GDPR & Privacy Policy

CCTV

1. Introduction and Purpose

This policy sets out the rules and procedures for the use of Closed Circuit Television (CCTV) at Merton Group UK Ltd premises, primarily our warehouse and operational sites.

The use of CCTV involves the processing of personal data (video images of identifiable individuals) and is therefore subject to UK data protection legislation. This policy ensures we comply with our legal obligations, maintain a secure working environment, and protect the privacy rights of all staff, visitors, and contractors.

  • System Type: Digital Video Recording (DVR/NVR) System.
  • Data Captured: Video images only. No audio is recorded.

2. Lawful Basis and Legitimate Interests

Our use of CCTV is primarily based on the Legitimate Interests of the company, which we have balanced against the privacy rights of individuals (employees, visitors, etc.). We rely on CCTV for the following specified, explicit, and legitimate purposes:

  • Crime Prevention & Detection: To deter, prevent, and detect criminal activity, including theft of company assets (stock, equipment) and personal property.
  • Health and Safety: To monitor safety compliance in high-risk areas (e.g., loading bays, forklift traffic areas) and to assist in investigating health and safety incidents and accidents.
  • Security: To control and monitor the entry and exit of vehicles and personnel, and to protect the integrity of the premises.
  • Dispute Resolution: To provide accurate records for the investigation of internal disciplinary matters, disputes, or complaints.

The use of CCTV for general, routine monitoring of employee performance or productivity is not a stated purpose of this system and will only be used for employee monitoring if it is a necessary, proportionate, and pre-warned part of a specific investigation (e.g., suspected theft).

3. Transparency and Notice

3.1 Signage:

Clear, visible, and legible signs will be placed at all entrances to the premises and in all monitored areas to notify people that CCTV is in operation. The signs will include:

  • The fact that recording is taking place.
  • The purpose of the recording (e.g., “For Security and Health & Safety Purposes”).
  • The name of the Data Controller.
  • Contact details for the Data Protection Lead for further information.

3.2 Location of Cameras:

Cameras are located to cover high-risk or common areas such as:

  • Warehouse perimeters, entrances, and exits.
  • Loading/unloading bays and vehicle parking areas.
  • High-value stock storage areas.
  • Communal areas (e.g., corridors, reception).

Cameras are not located in areas where there is a high expectation of privacy, such as toilets, changing rooms, or private offices. 

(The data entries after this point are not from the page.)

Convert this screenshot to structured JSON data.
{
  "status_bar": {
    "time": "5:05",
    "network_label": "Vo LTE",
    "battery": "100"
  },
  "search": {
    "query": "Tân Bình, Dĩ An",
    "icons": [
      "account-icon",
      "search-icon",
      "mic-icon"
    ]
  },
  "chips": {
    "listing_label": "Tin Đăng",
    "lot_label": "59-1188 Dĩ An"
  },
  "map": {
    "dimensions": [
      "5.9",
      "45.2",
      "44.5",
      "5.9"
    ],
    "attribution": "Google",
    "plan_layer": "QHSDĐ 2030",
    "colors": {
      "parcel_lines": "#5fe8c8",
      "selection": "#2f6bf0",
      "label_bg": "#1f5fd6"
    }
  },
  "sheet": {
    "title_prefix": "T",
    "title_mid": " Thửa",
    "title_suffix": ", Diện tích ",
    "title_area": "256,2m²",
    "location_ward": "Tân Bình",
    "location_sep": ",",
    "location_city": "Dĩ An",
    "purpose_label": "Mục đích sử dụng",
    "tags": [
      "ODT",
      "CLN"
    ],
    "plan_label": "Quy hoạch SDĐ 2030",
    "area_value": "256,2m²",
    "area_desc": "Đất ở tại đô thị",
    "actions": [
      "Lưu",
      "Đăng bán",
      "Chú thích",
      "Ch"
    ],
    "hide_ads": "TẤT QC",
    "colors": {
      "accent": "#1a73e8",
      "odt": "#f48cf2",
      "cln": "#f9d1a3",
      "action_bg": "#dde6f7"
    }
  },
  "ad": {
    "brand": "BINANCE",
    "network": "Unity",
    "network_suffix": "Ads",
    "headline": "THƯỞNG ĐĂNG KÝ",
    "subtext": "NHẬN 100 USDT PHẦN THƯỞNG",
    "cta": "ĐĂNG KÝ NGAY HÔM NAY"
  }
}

4. Access, Security, and Storage

4.1 Data Minimisation and Retention

  • Video-Only: The system captures video only to ensure data collection is limited to what is strictly necessary for the stated purpose.
  • Retention Period: Footage will be stored for a maximum period of 30 days. After this period, the recordings will be automatically and securely overwritten or deleted unless they have been flagged for a specific, ongoing investigation.

4.2 Security and Access Controls

Access to the live feeds and stored recordings is strictly limited to the minimum number of authorised personnel.

The system and stored footage will be protected by:

  • Strong, unique passwords and/or multi-factor authentication.
  • The recording equipment (DVR/NVR) will be stored in a locked, secure area with restricted access.
  • Access attempts will be logged and regularly audited.

5. Data Subject Rights (Access Requests)

Under UK GDPR, individuals have the right to access the personal data held about them. This includes footage recorded by the CCTV system.

5.1 Subject Access Request (SAR) Procedure

An individual (staff member, contractor, or visitor – not member of the public) wishing to obtain a copy of footage that features them must submit a written request to [email protected].

  • We will respond to the request within one calendar month (or as legally extended).
  • To comply with the privacy rights of others, footage provided will be edited/redacted (blurred/masked) to obscure the images of any identifiable third parties who are not relevant to the request.
  • The requesting individual must provide sufficient detail (date, time, location) to help locate the specific footage.

5.2 Disclosure to Third Parties

Footage will only be disclosed to external third parties where legally required or justified, such as:

  • The Police or other law enforcement agencies for the prevention or detection of crime.
  • Insurance companies in connection with a claim or investigation, following legal advice.
  • Relevant regulatory bodies (e.g., Health & Safety Executive, Information Commissioner’s Office – ICO).

6. Responsibilities and Non-Compliance

6.1 Data Protection Lead (DPL)

The DPL is responsible for:

  • Ensuring the system is used solely for the stated purposes.
  • Managing all Subject Access Requests and disclosures to third parties.
  • Conducting periodic reviews of this policy and the necessity of the CCTV system.
  • Ensuring all authorised users receive appropriate training.

6.2 Penalties for Misuse

Any deliberate misuse of the CCTV system, unauthorised access, viewing, or sharing of footage by an employee will be treated as a serious disciplinary matter, which may result in dismissal.